Pages 126-142 | Received 19 Nov 2020, Accepted 12 Dec 2021, Published online: 04 Jan 2022
 

ABSTRACT

Using a multi-sited, multiple methods, and qualitative research design (including participant-observation, in-depth interviews, and analysis of online dating profiles) I examine how users engage in and justify discriminatory actions in the gay dating app “Grindr.” This paper also explores how the app allows for new ways that members can engage in these practices by blocking, filtering, and ignoring users. My findings consider the way mobile dating apps are structured to promote evaluating, and stigmatize, other users and promote a sexual hierarchy rooted in heteronormative gender roles. I also argue, based on these findings, that users normalize this behavior by constructing a culture that tolerates this behavior. Users that I interviewed justify their discriminatory behaviors (including racism, sexism, fat shaming, and discrimination against users who are HIV+) by reframing them in a sense similar to those discussed by proponents of neutralization theory. This paper contributes to the established literature on digital communication technologies by arguing that, rather than decreasing discriminatory behaviors, applications like Grindr achieve the opposite. I conclude with a consideration of how my findings expand interactionist understandings of social life, sexual capital, and online experiences.

Disclosure statement

No potential conflict of interest was reported by the author(s).

Notes

1 While some other apps now utilize this, Grindr is the first geo-location dating based app to incorporate this feature. Some web-based sites such as squirt.com use location but are more static than the dynamically updating geolocation-based feature introduced by the iPhone and then later for Android (see Woo Citation2013).

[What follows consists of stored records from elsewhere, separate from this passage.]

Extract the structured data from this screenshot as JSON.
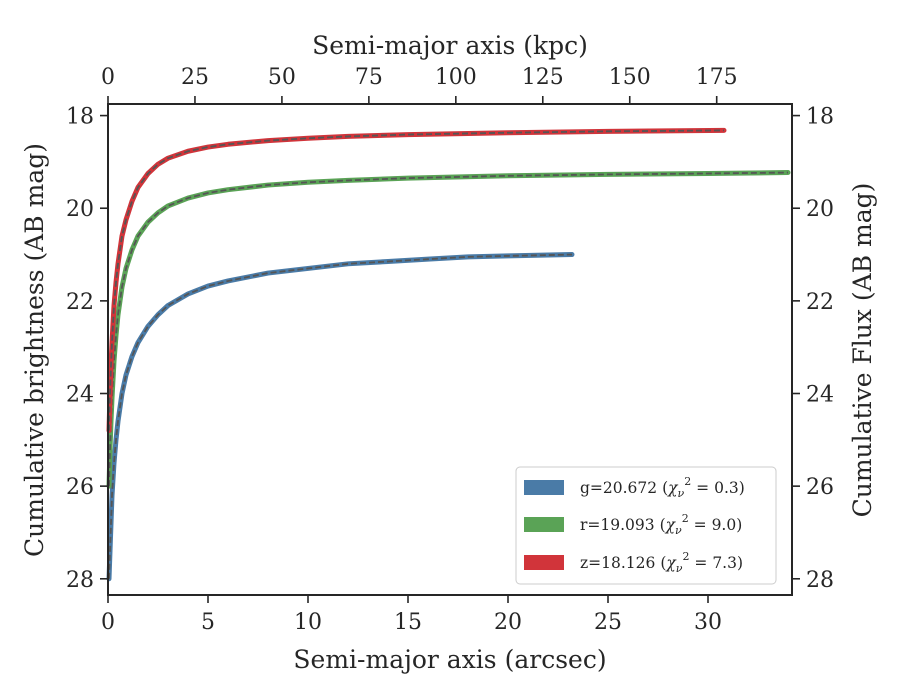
{
  "chart_data": {
    "type": "line",
    "xlabel": "Semi-major axis (arcsec)",
    "ylabel": "Cumulative brightness (AB mag)",
    "x2label": "Semi-major axis (kpc)",
    "y2label": "Cumulative Flux (AB mag)",
    "xlim": [
      0,
      34.2
    ],
    "ylim": [
      28.35,
      17.75
    ],
    "y_inverted": true,
    "x_ticks": [
      0,
      5,
      10,
      15,
      20,
      25,
      30
    ],
    "y_ticks": [
      18,
      20,
      22,
      24,
      26,
      28
    ],
    "x2_ticks": [
      0,
      25,
      50,
      75,
      100,
      125,
      150,
      175
    ],
    "kpc_per_arcsec": 5.75,
    "grid": false,
    "legend_position": "lower-right",
    "colors": {
      "g": "#4a7ba7",
      "r": "#5aa356",
      "z": "#d1343a",
      "model": "#555555",
      "axes": "#262626"
    },
    "series": [
      {
        "name": "g",
        "legend": {
          "prefix": "g=20.672",
          "chi2": "0.3"
        },
        "x": [
          0.05,
          0.1,
          0.15,
          0.2,
          0.3,
          0.4,
          0.5,
          0.7,
          0.9,
          1.2,
          1.5,
          2,
          2.5,
          3,
          4,
          5,
          6,
          8,
          10,
          12,
          14,
          16,
          18,
          20,
          23.2
        ],
        "y": [
          28.0,
          27.4,
          26.8,
          26.2,
          25.5,
          25.0,
          24.6,
          24.0,
          23.6,
          23.2,
          22.9,
          22.55,
          22.3,
          22.1,
          21.85,
          21.68,
          21.57,
          21.4,
          21.3,
          21.2,
          21.15,
          21.1,
          21.05,
          21.03,
          21.0
        ]
      },
      {
        "name": "r",
        "legend": {
          "prefix": "r=19.093",
          "chi2": "9.0"
        },
        "x": [
          0.05,
          0.1,
          0.15,
          0.2,
          0.3,
          0.4,
          0.5,
          0.7,
          0.9,
          1.2,
          1.5,
          2,
          2.5,
          3,
          4,
          5,
          6,
          8,
          10,
          12,
          15,
          20,
          25,
          30,
          34
        ],
        "y": [
          26.0,
          25.2,
          24.6,
          24.1,
          23.3,
          22.75,
          22.3,
          21.7,
          21.3,
          20.9,
          20.6,
          20.3,
          20.1,
          19.95,
          19.78,
          19.67,
          19.6,
          19.5,
          19.44,
          19.4,
          19.35,
          19.3,
          19.27,
          19.25,
          19.23
        ]
      },
      {
        "name": "z",
        "legend": {
          "prefix": "z=18.126",
          "chi2": "7.3"
        },
        "x": [
          0.05,
          0.1,
          0.15,
          0.2,
          0.3,
          0.4,
          0.5,
          0.7,
          0.9,
          1.2,
          1.5,
          2,
          2.5,
          3,
          4,
          5,
          6,
          8,
          10,
          12,
          15,
          20,
          25,
          30.8
        ],
        "y": [
          24.8,
          24.0,
          23.4,
          22.9,
          22.1,
          21.6,
          21.2,
          20.6,
          20.25,
          19.85,
          19.55,
          19.25,
          19.05,
          18.92,
          18.77,
          18.68,
          18.62,
          18.54,
          18.49,
          18.45,
          18.41,
          18.37,
          18.34,
          18.32
        ]
      }
    ]
  }
}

2 In in-depth interviews I spoke to my participants about a variety of topic including Grindr, these interviews were not just limited to the app. When I began this study I was interested in broader social, historical, and structural changes happening in gay culture.

3 Lubet’s critique of ethnography and suggestion is for us to use better documentation – documentary photographs seem to lend well to resolving his critique.

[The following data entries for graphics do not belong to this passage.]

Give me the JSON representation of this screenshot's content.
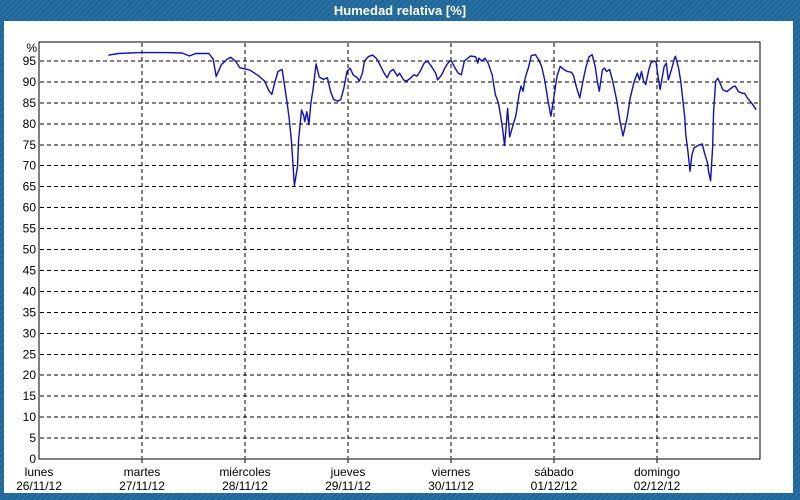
{
  "window": {
    "title": "Humedad relativa [%]"
  },
  "colors": {
    "frame": "#1e699c",
    "title_text": "#ffffff",
    "plot_background": "#ffffff",
    "grid": "#000000",
    "line": "#0e0ecc"
  },
  "chart_data": {
    "type": "line",
    "title": "Humedad relativa [%]",
    "ylabel": "%",
    "xlabel": "",
    "ylim": [
      0,
      99.5
    ],
    "y_ticks": [
      0,
      5,
      10,
      15,
      20,
      25,
      30,
      35,
      40,
      45,
      50,
      55,
      60,
      65,
      70,
      75,
      80,
      85,
      90,
      95
    ],
    "unit_label": "%",
    "grid": "dashed horizontal and vertical",
    "legend_position": "none",
    "x_range_days": 7,
    "x_days": [
      {
        "name": "lunes",
        "date": "26/11/12"
      },
      {
        "name": "martes",
        "date": "27/11/12"
      },
      {
        "name": "miércoles",
        "date": "28/11/12"
      },
      {
        "name": "jueves",
        "date": "29/11/12"
      },
      {
        "name": "viernes",
        "date": "30/11/12"
      },
      {
        "name": "sábado",
        "date": "01/12/12"
      },
      {
        "name": "domingo",
        "date": "02/12/12"
      }
    ],
    "series": [
      {
        "name": "Humedad relativa",
        "unit": "%",
        "color": "#0e0ecc",
        "points": [
          [
            0.68,
            96.4
          ],
          [
            0.77,
            96.8
          ],
          [
            0.98,
            97.0
          ],
          [
            1.22,
            97.0
          ],
          [
            1.39,
            96.9
          ],
          [
            1.46,
            96.2
          ],
          [
            1.52,
            96.8
          ],
          [
            1.65,
            96.8
          ],
          [
            1.69,
            95.5
          ],
          [
            1.72,
            91.3
          ],
          [
            1.77,
            94.1
          ],
          [
            1.82,
            95.3
          ],
          [
            1.86,
            95.9
          ],
          [
            1.91,
            94.9
          ],
          [
            1.95,
            93.4
          ],
          [
            2.05,
            92.8
          ],
          [
            2.13,
            91.5
          ],
          [
            2.19,
            90.2
          ],
          [
            2.23,
            88.0
          ],
          [
            2.26,
            87.0
          ],
          [
            2.29,
            90.0
          ],
          [
            2.32,
            92.5
          ],
          [
            2.36,
            93.0
          ],
          [
            2.39,
            88.1
          ],
          [
            2.41,
            84.9
          ],
          [
            2.43,
            81.0
          ],
          [
            2.45,
            76.0
          ],
          [
            2.48,
            65.3
          ],
          [
            2.51,
            69.8
          ],
          [
            2.52,
            76.2
          ],
          [
            2.54,
            81.0
          ],
          [
            2.55,
            83.3
          ],
          [
            2.57,
            82.0
          ],
          [
            2.58,
            80.5
          ],
          [
            2.6,
            82.9
          ],
          [
            2.62,
            79.8
          ],
          [
            2.64,
            85.0
          ],
          [
            2.66,
            88.1
          ],
          [
            2.69,
            94.3
          ],
          [
            2.72,
            91.2
          ],
          [
            2.76,
            90.6
          ],
          [
            2.8,
            91.0
          ],
          [
            2.83,
            87.8
          ],
          [
            2.86,
            85.8
          ],
          [
            2.9,
            85.4
          ],
          [
            2.93,
            85.8
          ],
          [
            2.96,
            88.6
          ],
          [
            2.99,
            92.5
          ],
          [
            3.02,
            93.3
          ],
          [
            3.05,
            91.7
          ],
          [
            3.09,
            91.0
          ],
          [
            3.11,
            90.2
          ],
          [
            3.14,
            92.1
          ],
          [
            3.16,
            95.0
          ],
          [
            3.2,
            96.1
          ],
          [
            3.24,
            96.4
          ],
          [
            3.28,
            95.5
          ],
          [
            3.31,
            94.1
          ],
          [
            3.35,
            92.1
          ],
          [
            3.38,
            91.0
          ],
          [
            3.41,
            92.5
          ],
          [
            3.44,
            93.0
          ],
          [
            3.48,
            91.4
          ],
          [
            3.5,
            92.1
          ],
          [
            3.54,
            90.5
          ],
          [
            3.57,
            90.2
          ],
          [
            3.61,
            91.0
          ],
          [
            3.64,
            91.7
          ],
          [
            3.67,
            91.4
          ],
          [
            3.7,
            92.5
          ],
          [
            3.74,
            94.5
          ],
          [
            3.77,
            95.0
          ],
          [
            3.8,
            94.1
          ],
          [
            3.85,
            92.1
          ],
          [
            3.87,
            90.5
          ],
          [
            3.91,
            91.7
          ],
          [
            3.94,
            93.3
          ],
          [
            3.97,
            94.5
          ],
          [
            4.0,
            95.2
          ],
          [
            4.04,
            93.3
          ],
          [
            4.07,
            92.1
          ],
          [
            4.1,
            91.7
          ],
          [
            4.13,
            95.0
          ],
          [
            4.17,
            95.8
          ],
          [
            4.19,
            96.2
          ],
          [
            4.24,
            96.0
          ],
          [
            4.26,
            94.5
          ],
          [
            4.27,
            95.7
          ],
          [
            4.3,
            95.0
          ],
          [
            4.33,
            95.7
          ],
          [
            4.36,
            94.5
          ],
          [
            4.4,
            91.7
          ],
          [
            4.43,
            87.0
          ],
          [
            4.46,
            85.0
          ],
          [
            4.48,
            82.2
          ],
          [
            4.5,
            79.0
          ],
          [
            4.52,
            74.8
          ],
          [
            4.55,
            83.7
          ],
          [
            4.57,
            76.9
          ],
          [
            4.6,
            79.5
          ],
          [
            4.63,
            82.0
          ],
          [
            4.66,
            86.9
          ],
          [
            4.68,
            89.0
          ],
          [
            4.7,
            87.8
          ],
          [
            4.72,
            91.0
          ],
          [
            4.75,
            93.3
          ],
          [
            4.78,
            96.3
          ],
          [
            4.82,
            96.5
          ],
          [
            4.85,
            95.3
          ],
          [
            4.88,
            93.7
          ],
          [
            4.91,
            90.5
          ],
          [
            4.94,
            85.8
          ],
          [
            4.97,
            81.8
          ],
          [
            5.0,
            86.5
          ],
          [
            5.03,
            91.5
          ],
          [
            5.06,
            93.7
          ],
          [
            5.1,
            92.9
          ],
          [
            5.13,
            92.5
          ],
          [
            5.17,
            92.3
          ],
          [
            5.19,
            91.5
          ],
          [
            5.22,
            88.5
          ],
          [
            5.25,
            86.2
          ],
          [
            5.28,
            90.0
          ],
          [
            5.31,
            93.5
          ],
          [
            5.34,
            96.0
          ],
          [
            5.37,
            96.5
          ],
          [
            5.4,
            93.7
          ],
          [
            5.42,
            90.2
          ],
          [
            5.44,
            87.8
          ],
          [
            5.47,
            92.9
          ],
          [
            5.49,
            93.3
          ],
          [
            5.51,
            92.5
          ],
          [
            5.54,
            93.0
          ],
          [
            5.57,
            90.2
          ],
          [
            5.61,
            85.5
          ],
          [
            5.64,
            80.7
          ],
          [
            5.67,
            77.1
          ],
          [
            5.71,
            81.4
          ],
          [
            5.74,
            86.2
          ],
          [
            5.78,
            90.2
          ],
          [
            5.81,
            92.1
          ],
          [
            5.83,
            90.5
          ],
          [
            5.85,
            92.5
          ],
          [
            5.87,
            90.2
          ],
          [
            5.89,
            89.4
          ],
          [
            5.92,
            92.9
          ],
          [
            5.94,
            94.5
          ],
          [
            5.97,
            95.0
          ],
          [
            5.99,
            94.8
          ],
          [
            6.01,
            91.4
          ],
          [
            6.03,
            88.2
          ],
          [
            6.05,
            91.0
          ],
          [
            6.07,
            93.7
          ],
          [
            6.09,
            94.5
          ],
          [
            6.11,
            90.5
          ],
          [
            6.14,
            92.9
          ],
          [
            6.17,
            95.7
          ],
          [
            6.18,
            96.1
          ],
          [
            6.21,
            93.3
          ],
          [
            6.23,
            90.2
          ],
          [
            6.25,
            85.8
          ],
          [
            6.27,
            81.4
          ],
          [
            6.28,
            77.4
          ],
          [
            6.3,
            73.5
          ],
          [
            6.32,
            68.7
          ],
          [
            6.34,
            72.7
          ],
          [
            6.36,
            74.3
          ],
          [
            6.39,
            74.7
          ],
          [
            6.42,
            75.1
          ],
          [
            6.44,
            75.2
          ],
          [
            6.46,
            73.1
          ],
          [
            6.49,
            70.7
          ],
          [
            6.5,
            68.7
          ],
          [
            6.52,
            66.4
          ],
          [
            6.54,
            74.3
          ],
          [
            6.55,
            83.0
          ],
          [
            6.57,
            90.2
          ],
          [
            6.59,
            90.9
          ],
          [
            6.64,
            88.1
          ],
          [
            6.68,
            87.7
          ],
          [
            6.74,
            88.9
          ],
          [
            6.76,
            89.0
          ],
          [
            6.79,
            87.7
          ],
          [
            6.83,
            87.3
          ],
          [
            6.85,
            87.3
          ],
          [
            6.88,
            86.1
          ],
          [
            6.92,
            84.9
          ],
          [
            6.96,
            83.5
          ]
        ]
      }
    ]
  }
}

4 I recognize that this term carries with it racial undertones. This alone could be an entire paper about the implications of the app creator’s decision to use this term and what this says about gay culture. However, to fully unpack the implications of this term is beyond the space allotted for this article. Future research should more fully examine this.

Additional information

Funding

This work was supported by the Knox College [N/A].